I was humbled (and a little embarrassed, I must concede) to receive an amazing welcome from the entire school community when I arrived on the Saturday morning (Saturday is a normal school day at Diyagala). Complete with student marching band and a welcome banner, all the students and staff were waiting in the forecourt. As I was being formally welcomed by Br Justin it was very clear how much the local community appreciated having a visitor from another De La Salle school abroad.
It was a tremendous experience to meet so many of the students and staff and have the opportunity to address the community gathered there. I spoke a little about the importance of relationships between Lasallian communities and how much we were looking forward to establishing what we plan to be a long‐term partnership between the Malvern and Diyagala schools. After accepting a gift and planting a traditional native Sri Lankan tree to commemorate the visit, I had breakfast with the Brothers and embarked on a very informative tour of the school and its facilities.
In discussions with the Br Christy, the Provincial leader for Sri Lanka’s region, we agreed a change of name for the volunteer immersion program would be appropriate. The term “Coolies”, while having been used for all the right reasons for 11 years does bring into the equation an adverse reference to colonial times when poor local labourers were used for the most arduous and lowest paid work.
Br Christy and I are searching for a new title to reflect the new partnership between Malvern and Sri Lanka, with Boys’ Town in particular.
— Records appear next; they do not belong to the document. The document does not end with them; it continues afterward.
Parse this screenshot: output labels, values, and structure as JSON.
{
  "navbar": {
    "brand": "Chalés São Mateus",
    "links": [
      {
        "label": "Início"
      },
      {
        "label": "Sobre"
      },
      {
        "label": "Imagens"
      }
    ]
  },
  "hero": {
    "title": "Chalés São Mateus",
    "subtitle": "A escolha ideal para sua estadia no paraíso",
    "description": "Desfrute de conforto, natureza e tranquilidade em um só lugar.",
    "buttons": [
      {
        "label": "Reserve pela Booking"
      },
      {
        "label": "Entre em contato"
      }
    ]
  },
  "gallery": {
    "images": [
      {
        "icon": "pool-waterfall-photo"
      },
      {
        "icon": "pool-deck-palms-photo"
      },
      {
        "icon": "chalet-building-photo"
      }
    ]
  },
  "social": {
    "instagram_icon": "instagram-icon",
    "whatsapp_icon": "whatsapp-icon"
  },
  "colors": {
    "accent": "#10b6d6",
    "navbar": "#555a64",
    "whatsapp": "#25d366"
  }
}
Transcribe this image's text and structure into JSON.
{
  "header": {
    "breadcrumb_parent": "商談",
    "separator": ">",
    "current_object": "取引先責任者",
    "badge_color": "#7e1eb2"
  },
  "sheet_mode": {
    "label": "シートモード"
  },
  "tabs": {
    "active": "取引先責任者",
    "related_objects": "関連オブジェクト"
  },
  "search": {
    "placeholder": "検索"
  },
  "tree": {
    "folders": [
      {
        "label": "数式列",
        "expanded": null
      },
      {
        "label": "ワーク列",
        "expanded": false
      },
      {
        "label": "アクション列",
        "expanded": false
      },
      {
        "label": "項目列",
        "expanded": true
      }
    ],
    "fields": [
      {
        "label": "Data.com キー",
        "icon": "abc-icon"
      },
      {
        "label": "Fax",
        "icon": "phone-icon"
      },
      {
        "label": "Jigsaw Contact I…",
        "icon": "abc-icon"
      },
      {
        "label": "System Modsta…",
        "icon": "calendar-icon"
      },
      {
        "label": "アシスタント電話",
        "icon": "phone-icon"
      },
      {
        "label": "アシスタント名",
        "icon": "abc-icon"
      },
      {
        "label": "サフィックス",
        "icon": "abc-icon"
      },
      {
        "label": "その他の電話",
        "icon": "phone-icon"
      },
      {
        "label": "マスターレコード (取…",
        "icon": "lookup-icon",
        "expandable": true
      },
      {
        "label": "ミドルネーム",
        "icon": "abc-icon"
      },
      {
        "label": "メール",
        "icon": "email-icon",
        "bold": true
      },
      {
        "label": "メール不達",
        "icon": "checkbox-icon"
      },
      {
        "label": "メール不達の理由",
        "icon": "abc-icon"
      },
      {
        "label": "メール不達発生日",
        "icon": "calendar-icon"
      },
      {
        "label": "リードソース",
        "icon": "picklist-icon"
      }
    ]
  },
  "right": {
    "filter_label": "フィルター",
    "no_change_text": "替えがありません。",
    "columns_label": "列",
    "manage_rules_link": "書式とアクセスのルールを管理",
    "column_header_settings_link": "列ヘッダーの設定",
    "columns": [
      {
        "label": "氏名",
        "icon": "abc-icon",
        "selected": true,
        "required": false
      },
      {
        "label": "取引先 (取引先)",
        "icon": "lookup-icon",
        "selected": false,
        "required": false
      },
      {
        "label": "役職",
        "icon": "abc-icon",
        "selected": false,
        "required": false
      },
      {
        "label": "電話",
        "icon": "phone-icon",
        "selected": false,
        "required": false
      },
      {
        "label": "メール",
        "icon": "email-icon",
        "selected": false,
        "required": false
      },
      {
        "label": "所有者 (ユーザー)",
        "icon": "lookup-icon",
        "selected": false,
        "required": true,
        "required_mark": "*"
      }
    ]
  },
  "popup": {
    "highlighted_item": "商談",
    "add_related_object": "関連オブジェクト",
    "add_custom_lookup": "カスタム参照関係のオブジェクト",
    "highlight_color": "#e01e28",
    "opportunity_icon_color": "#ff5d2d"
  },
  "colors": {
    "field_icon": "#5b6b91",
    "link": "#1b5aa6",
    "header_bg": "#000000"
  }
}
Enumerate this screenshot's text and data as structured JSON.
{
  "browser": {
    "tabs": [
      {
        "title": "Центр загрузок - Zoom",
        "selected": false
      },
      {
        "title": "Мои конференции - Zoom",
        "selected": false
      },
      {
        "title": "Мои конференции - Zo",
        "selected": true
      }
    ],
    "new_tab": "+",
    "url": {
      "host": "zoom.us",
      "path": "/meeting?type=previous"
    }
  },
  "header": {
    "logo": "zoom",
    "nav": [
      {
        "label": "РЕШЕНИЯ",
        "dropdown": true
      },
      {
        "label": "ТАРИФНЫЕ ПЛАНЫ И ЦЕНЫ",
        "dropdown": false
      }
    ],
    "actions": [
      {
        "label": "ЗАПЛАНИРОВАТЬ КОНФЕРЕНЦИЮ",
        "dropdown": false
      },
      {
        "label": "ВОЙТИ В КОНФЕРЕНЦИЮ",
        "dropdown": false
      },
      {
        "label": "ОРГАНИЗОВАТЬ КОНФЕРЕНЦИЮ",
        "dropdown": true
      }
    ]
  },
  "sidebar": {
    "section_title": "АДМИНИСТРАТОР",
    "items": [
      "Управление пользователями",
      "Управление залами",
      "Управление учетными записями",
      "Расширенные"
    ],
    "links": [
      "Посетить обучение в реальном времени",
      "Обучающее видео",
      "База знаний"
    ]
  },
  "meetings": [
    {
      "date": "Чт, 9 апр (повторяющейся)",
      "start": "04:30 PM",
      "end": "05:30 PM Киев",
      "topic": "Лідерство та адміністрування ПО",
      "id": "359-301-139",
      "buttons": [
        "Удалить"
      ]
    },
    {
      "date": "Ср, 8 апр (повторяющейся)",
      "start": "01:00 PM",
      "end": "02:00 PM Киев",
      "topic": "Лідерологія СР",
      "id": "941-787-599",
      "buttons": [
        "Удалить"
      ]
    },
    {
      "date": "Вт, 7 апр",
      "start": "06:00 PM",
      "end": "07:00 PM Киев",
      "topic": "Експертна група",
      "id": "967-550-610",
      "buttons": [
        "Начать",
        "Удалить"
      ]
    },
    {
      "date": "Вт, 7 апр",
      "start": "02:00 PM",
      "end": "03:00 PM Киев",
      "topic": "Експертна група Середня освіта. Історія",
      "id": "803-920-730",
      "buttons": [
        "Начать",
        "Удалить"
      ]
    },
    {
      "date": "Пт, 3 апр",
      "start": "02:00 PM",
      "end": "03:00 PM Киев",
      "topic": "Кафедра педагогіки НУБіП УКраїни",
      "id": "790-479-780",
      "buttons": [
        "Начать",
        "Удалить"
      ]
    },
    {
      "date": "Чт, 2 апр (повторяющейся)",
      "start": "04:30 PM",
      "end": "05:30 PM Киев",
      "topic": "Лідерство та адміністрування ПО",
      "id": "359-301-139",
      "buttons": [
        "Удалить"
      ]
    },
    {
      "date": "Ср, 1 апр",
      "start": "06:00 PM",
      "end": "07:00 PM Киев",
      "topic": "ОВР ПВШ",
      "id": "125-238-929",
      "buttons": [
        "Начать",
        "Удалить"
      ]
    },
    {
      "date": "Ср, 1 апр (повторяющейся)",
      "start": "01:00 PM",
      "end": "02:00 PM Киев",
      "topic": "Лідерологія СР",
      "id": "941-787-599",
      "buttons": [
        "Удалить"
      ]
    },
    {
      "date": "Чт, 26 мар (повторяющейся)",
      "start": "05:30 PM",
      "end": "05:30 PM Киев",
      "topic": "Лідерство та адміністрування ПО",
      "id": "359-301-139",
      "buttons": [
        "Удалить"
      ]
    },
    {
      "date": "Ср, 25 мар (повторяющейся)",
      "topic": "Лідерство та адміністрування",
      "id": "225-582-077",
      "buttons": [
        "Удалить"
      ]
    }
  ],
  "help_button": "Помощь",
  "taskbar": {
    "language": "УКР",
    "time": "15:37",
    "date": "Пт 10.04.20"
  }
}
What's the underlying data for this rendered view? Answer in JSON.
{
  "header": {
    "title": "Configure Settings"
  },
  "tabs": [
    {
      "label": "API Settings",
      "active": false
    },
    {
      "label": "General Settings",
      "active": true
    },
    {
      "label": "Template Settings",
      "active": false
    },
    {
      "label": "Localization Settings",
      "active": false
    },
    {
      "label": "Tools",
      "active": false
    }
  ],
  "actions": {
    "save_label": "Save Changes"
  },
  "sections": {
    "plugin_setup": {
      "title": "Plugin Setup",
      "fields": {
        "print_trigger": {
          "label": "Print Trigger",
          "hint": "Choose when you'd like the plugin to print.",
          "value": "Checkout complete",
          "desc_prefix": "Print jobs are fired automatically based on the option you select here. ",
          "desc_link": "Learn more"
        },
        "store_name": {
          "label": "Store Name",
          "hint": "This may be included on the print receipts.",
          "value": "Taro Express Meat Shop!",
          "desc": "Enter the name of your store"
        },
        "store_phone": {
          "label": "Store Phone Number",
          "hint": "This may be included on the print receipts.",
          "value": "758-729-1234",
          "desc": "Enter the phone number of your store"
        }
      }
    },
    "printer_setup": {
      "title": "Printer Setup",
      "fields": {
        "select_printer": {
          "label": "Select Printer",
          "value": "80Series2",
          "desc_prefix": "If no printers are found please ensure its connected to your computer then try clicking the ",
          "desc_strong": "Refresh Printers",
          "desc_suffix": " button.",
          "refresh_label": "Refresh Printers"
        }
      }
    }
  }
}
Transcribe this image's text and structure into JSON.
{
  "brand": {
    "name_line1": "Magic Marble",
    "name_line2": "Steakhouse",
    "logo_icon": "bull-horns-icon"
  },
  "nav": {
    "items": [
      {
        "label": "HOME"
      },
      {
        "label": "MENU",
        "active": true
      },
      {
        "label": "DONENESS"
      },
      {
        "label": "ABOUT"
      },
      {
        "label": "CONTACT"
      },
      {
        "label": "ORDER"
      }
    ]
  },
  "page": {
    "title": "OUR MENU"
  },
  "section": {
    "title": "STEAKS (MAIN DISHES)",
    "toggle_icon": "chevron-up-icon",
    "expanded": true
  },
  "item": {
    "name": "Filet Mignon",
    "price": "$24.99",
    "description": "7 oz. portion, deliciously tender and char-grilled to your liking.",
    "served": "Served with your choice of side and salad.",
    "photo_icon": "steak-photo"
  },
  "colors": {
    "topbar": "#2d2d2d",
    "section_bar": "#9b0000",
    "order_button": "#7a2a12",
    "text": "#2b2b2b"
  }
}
I am working with the Sri Lankan Brothers to decide on a word or phrase from their local language to symbolise the mission. This will give the new program a fresh title which we feel will be a fitting and engaging theme for the Year 12 Immersion in Sri Lanka. Applications from current Year 12 students for this year’s inaugural Sri Lankan program are currently being taken. This new enterprise will capture the meaning of being in an international partnership, a truly Lasallian relationship, with so many advantages and so much to be gained on both sides.
The students arrive at Boys’ Town primarily from very underprivileged backgrounds. Poverty, lack of education and/or family support, broken homes or having been orphaned are all too common in the lives of the boys at Diyagala. Boys’ Town provides a caring environment, a qualification and a range of other skills which equip these young men with the necessities of life to move on and successfully make their way in the world.
The boys rise early every day to assist with the running of the many arms of Boys’ Town which enables it to operate largely as a self‐sufficient enterprise. There are cows to be milked, crops to be tended – cashews, strawberries, coconuts, among others — gardens and paths to be maintained, meals to be prepared and cleaning to be done. The boys live a pretty simple but demanding life at Diyagala, but the life‐lessons learned and the skills and qualifications gained means they are all virtually assured of permanent employment after their time there. A three hour visit to Boys’ Town was a rich and humbling experience. The Year 12 students lucky enough to visit there for several weeks and make a genuine difference to the lives of these young men via the immersion trip will have their lives changed for ever.